New Electron Microscope Capable of Recording Living, Moving Processes at Nanometer Resolution

A proposal by a team of UC Davis scientists to develop the world's first electron microscope capable of filming live biological processes has been awarded a $2 million grant from the National Institutes of Health.

The dynamic transmission electron microscope at Lawrence Livermore National Laboratory. Credit: Lawrence Livermore National Laboratory

The team's plan is to extend the capabilities of a powerful new imaging tool called the dynamic transmission electron microscope or DTEM. These instruments can snap 10 to 100 images per millionth of a second, while capturing details as small as 10 nanometers, or about four times the diameter of a DNA molecule.

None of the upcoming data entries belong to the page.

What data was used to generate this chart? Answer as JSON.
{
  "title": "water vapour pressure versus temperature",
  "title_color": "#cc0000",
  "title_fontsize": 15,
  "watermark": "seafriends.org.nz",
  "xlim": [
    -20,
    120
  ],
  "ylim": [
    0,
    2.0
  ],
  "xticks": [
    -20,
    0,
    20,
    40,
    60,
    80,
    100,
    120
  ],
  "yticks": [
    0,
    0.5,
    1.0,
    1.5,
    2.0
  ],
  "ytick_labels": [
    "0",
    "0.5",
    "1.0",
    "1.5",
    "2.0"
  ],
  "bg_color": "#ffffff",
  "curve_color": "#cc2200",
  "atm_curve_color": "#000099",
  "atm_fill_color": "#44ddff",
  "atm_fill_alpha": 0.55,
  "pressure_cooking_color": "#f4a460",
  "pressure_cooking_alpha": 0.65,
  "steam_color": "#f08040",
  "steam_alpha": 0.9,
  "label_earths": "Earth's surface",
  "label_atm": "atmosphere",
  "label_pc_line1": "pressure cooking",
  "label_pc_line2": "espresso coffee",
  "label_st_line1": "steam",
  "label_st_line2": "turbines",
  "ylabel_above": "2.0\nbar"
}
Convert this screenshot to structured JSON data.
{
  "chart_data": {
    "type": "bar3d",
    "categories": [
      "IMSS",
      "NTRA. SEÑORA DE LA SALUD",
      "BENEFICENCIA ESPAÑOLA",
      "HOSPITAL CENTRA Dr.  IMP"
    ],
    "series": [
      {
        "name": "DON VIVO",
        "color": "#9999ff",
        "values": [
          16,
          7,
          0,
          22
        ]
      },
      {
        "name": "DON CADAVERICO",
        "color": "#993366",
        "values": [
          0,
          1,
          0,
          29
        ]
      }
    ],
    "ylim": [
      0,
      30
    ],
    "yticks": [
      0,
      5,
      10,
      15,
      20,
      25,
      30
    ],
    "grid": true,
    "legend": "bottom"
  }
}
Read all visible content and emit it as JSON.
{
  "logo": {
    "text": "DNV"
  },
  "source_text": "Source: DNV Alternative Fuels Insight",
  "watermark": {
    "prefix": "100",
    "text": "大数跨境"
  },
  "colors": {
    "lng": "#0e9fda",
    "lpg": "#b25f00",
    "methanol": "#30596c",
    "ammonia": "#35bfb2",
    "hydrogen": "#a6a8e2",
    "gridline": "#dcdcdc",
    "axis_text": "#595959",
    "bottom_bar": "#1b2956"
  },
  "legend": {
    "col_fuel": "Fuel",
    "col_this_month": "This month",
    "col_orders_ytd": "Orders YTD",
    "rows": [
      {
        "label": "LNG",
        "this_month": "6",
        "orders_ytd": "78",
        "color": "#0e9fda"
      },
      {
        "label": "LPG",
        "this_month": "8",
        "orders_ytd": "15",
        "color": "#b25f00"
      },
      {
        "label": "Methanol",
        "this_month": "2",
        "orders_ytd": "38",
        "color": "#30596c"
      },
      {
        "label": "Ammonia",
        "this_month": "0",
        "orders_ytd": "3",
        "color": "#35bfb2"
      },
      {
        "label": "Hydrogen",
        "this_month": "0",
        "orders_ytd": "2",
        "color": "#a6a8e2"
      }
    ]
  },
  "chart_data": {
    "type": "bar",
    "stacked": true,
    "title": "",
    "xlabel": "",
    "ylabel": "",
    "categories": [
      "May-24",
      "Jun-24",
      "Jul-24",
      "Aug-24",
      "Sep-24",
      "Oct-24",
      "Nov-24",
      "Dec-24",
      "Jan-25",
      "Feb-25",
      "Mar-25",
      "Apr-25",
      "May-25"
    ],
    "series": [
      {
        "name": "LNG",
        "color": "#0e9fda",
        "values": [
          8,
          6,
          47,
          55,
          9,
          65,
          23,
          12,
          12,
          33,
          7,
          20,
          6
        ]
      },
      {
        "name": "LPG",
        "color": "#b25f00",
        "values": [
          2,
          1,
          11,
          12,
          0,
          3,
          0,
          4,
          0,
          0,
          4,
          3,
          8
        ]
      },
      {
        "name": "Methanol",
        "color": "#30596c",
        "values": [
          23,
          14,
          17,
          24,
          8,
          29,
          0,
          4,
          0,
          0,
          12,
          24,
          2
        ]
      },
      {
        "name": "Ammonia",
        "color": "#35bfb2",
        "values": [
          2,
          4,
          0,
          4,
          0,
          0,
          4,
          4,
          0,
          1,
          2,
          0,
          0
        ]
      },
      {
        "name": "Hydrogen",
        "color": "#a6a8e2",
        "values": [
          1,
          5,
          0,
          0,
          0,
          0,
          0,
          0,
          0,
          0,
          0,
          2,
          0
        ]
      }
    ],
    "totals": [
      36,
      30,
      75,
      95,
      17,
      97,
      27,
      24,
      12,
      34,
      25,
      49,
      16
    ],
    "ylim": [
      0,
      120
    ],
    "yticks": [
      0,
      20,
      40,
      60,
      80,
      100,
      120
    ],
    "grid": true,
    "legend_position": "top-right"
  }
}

If they can be adapted to living, moving systems, DTEMs could achieve resolutions 100 times greater than currently attainable for live processes, enabling scientists to observe and record biological processes at the molecular level.

"A microscope with these capabilities will allow us to make milestone advances in our understanding of diseases like cancer, bacterial or viral infections, and basic biological processes," said the research team's leader, Nigel Browning, a professor of chemical engineering and materials science at UC Davis and a staff scientist at Lawrence Livermore National Laboratory. The instrument he and his colleagues propose to design and build would be capable of attaining resolutions as low as one or two nanometers.

Currently, there are only three DTEMs in use worldwide, none of which are designed for observing living systems. Rather, they are utilized to document such processes as inorganic chemical reactions and the dynamics of materials as they change from one state — solid, liquid or gas — to another. Browning led the group that developed a DTEM in use at Lawrence Livermore.

DTEMs are advanced versions of transmission electron microscopes (TEMs), which have graced research facilities since the late 1930s. However, rather than taking static photos like their predecessors, DTEMs capture processes in real time by using a pulsed laser to produce very short bursts of electrons to illuminate specimens.

In order to create the third-generation TEM, which Browning and his team are calling a "Bio-DTEM," three new elements must be incorporated into the design: a custom-built system to hold an ultra-thin layer of fluid containing the biological sample to be imaged; a short-exposure-time imaging mode, to avoid the blurring problem created when molecules move through their fluid medium; and a new generation of scientific instrumentation to deliver optimum image contrast for biological samples and to correct image distortions generated by lenses.

"It should be noted that each of the components of our proposed new system are commercially available," said Browning. "Our work will be to bring them all together into a single instrument. With this grant from the NIH, I'm confident that we will be able to do so."

Five UC Davis colleagues will collaborate with Browning on the project: Peter Armstrong, Jodi Nunnari and Jon Scholey, professors of molecular and cellular biology; Wolf Heyer, professor of microbiology; and Stephen Kowalczykowski, distinguished professor of microbiology. In July, Browning will add an appointment in the Department of Molecular and Cellular Biology to his academic positions at UC Davis.